The modern Puerto de Motril is 2.5km from the centre of Motril, a bustling beach resort some 60km from Granada, where the Alhambra’s Palace is one of the region’s biggest attractions. Motril itself has golden beaches and beautiful architecture, not least Carchuna Fortress and the 16th century Casa de la Palma.
Aiming high: more cruise calls and increased turnarounds are among Andalucía’s goals
Andalucía has a long-standing maritime tradition. All its major cities have modern ports that are ideally suited for cruise tourism. As such, the Ports Authorities and Agencia Pública de Puertos de Andalucía have created the association Suncruise Andalucía to promote Andalucía, one of Spain’s 17 autonomous communities, as a destination of cruise vessels. Suncruise Andalucía aims to fulfil two objectives: first, to promote Andalucía as a destination for holiday cruisers; and second, to find out and evaluate the needs of cruise customers in order to improve and adapt the infrastructure and services. “There is continued growth across the region’s ports – overall 15% up on 2014 and total cruise visitors for 2015 are estimated to be one million,” says Manuel Muñoz, managing director of Andalucía Tourism.
“Cadiz alone showed a 29% increase in cruise visitors for 2015.” The tourist board is confident that there will be continued growth, for two key reasons. Muñoz says: “First, an already efficient regional rail structure is being upgraded to high speed trains to take visitors to key towns. Already, Seville is accessible from the ports of Cadiz and Huelva in an hour and Granada from Motril and Almería in the same time. Cordoba, recognised as Spain’s gastronomic centre, also can be reached in the same time from smaller ships accessing Seville via the Guadalquivir river.”

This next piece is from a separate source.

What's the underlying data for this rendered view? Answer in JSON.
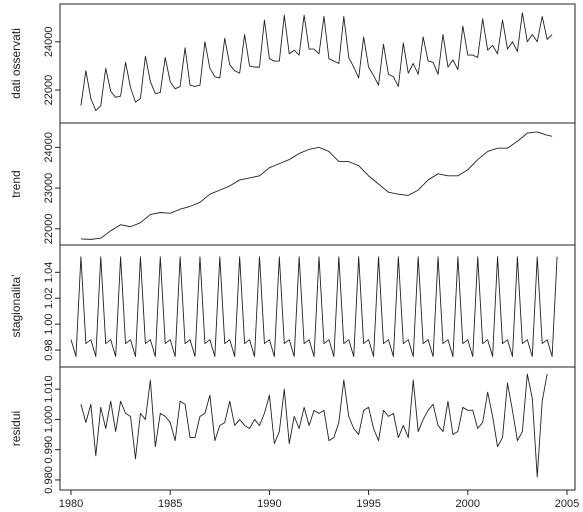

The second, he continues, is the blend of gastronomy, the cultural legacy and mild winter temperatures. “These factors will encourage the move to year-round Mediterranean cruising. There are other attractions, too, like the riding schools in Cordoba and Jerez. Suncruise Andalucía’s ports are already talking to a major UK cruise line about visiting the region for the first time with a possible 80,000 additional passengers calling.” The next step, Muñoz says, is to develop Andalucía’s ports for turnarounds. “Malaga, as an example, is an excellent candidate for this,” he points out. “In the long term, we are seeking to create a cruise destination that ranks in the world’s top ten.”